Methodist seminary head dies

2012-05-04 00:00

REVEREND Dr Ross Olivier (56), president of the Seth Mokitimi Methodist Seminary (SMMS) in Pietermaritzburg, died at his home on Wednesday.

Reverend Professor Peter Storey, chairperson of the governing council of the seminary, said in a statement that Olivier had died at his home in Isabel Beardmore Drive.

He said Olivier had been suffering from deep depression for some time.

“His spouse, Shayne, who had taken off work for the past six weeks to watch over him, had returned to her job for the first time yesterday morning, but came home around noon to check up on him and found his body. She called on her sons, who live nearby, and emergency services were called, but there was nothing they could do by that stage,” said Storey.

No foul play is suspected.

“Dr Olivier’s death is a massive loss for their family of three sons, their loved ones, and the wider family of the two million strong Methodist Church of Southern Africa (MCSA), which Ross had served for many years,” said Storey.

Olivier made his mark in the 1970s and 80s in anti-apartheid activism in the East Rand and was detained more than once for his work with the regional Council of Churches.

“Proud of his Afrikaans roots, he was nevertheless determined to work for transformation. He went on to lead two of the nation’s largest Methodist congregations, before being appointed to head up a change process in the MCSA called the ‘Journey to a New Land’, preparing the church for a post-apartheid South Africa.

“This was followed by a spell as general secretary of the denomination in the church’s national office.”

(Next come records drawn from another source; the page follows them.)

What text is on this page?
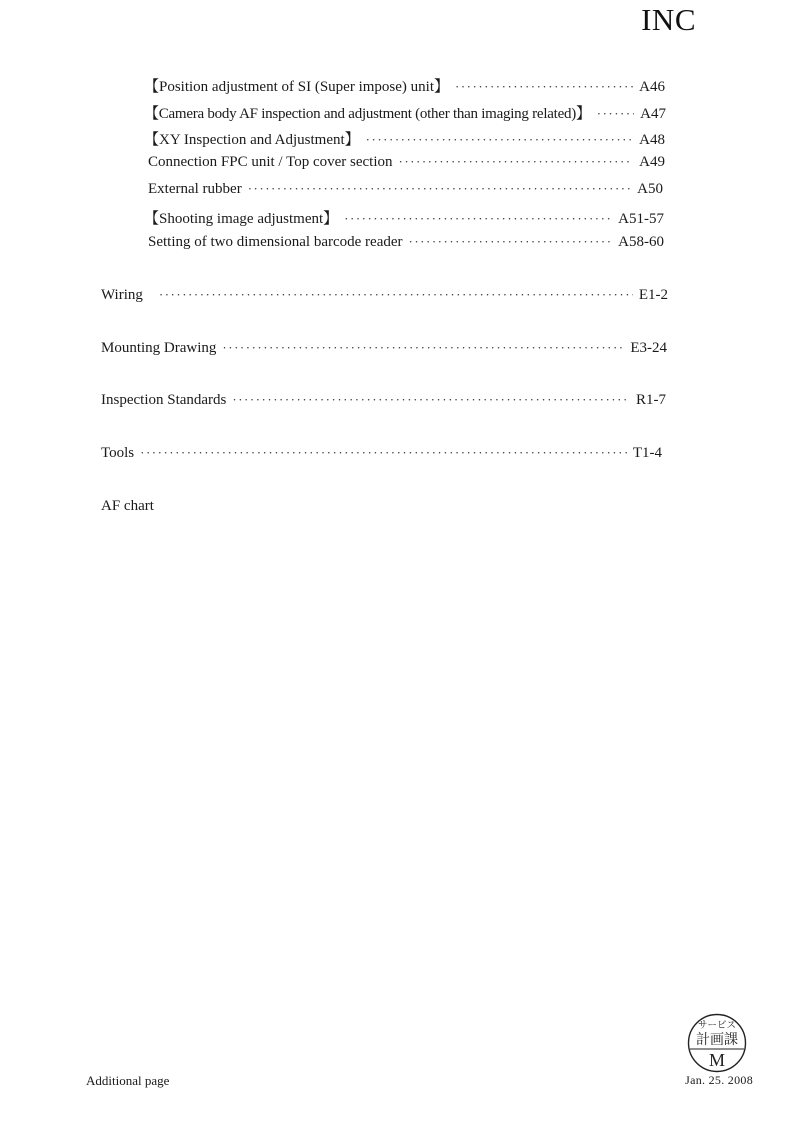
INC
【Position adjustment of SI (Super impose) unit】 ·····	A46
【Camera body AF inspection and adjustment (other than imaging related)】 ·····	A47
【XY Inspection and Adjustment】 ·····	A48
Connection FPC unit / Top cover section ·····	A49
External rubber ·····	A50
【Shooting image adjustment】 ·····	A51-57
Setting of two dimensional barcode reader ·····	A58-60
Wiring ·····	E1-2
Mounting Drawing ·····	E3-24
Inspection Standards ·····	R1-7
Tools ·····	T1-4
AF chart
サービス
計画課
M
Additional page	Jan. 25. 2008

Storey said Olivier and his family then took a few years’ break from South Africa, plunging instead into the complex and painful history of Mississippi, U.S., where he held the pulpit of a church that had earned notoriety for its racist past, leading it into a new chapter with some of his strong South African medicine.

“He earned wide recognition for his role in reconciling Mississippi’s two senators in Washington DC, one black, one white, who had long been at loggerheads.

“Returning to South Africa in 2008, he was appointed as first president of the fledgling Seth Mokitimi Methodist Seminary, a bold new venture in the formation and training of ordained ministers. From 2009, while the new R64 million campus was being built, Ross Olivier, together with a small staff [launched] a new concept of holistic ministerial training, combining academic rigour, practical skills and spiritual formation.”

Storey said that when the campus was opened in September 2010, more than 100 seminarians were studying at SMMS.

“Tragically, his death occurred just 16 days before the first graduation service at SMMS, when he would have seen the first-fruits of his labours as 40 seminarians come forward to receive bachelor of theology degrees or diplomas in practical ministry. They and many changed lives he influenced across South Africa and further afield will be his memorial,” said Storey.

Police spokesperson Lieutenant Joey Jeevan confirmed an inquest docket had been opened and police were investigating Olivier’s death. — WR.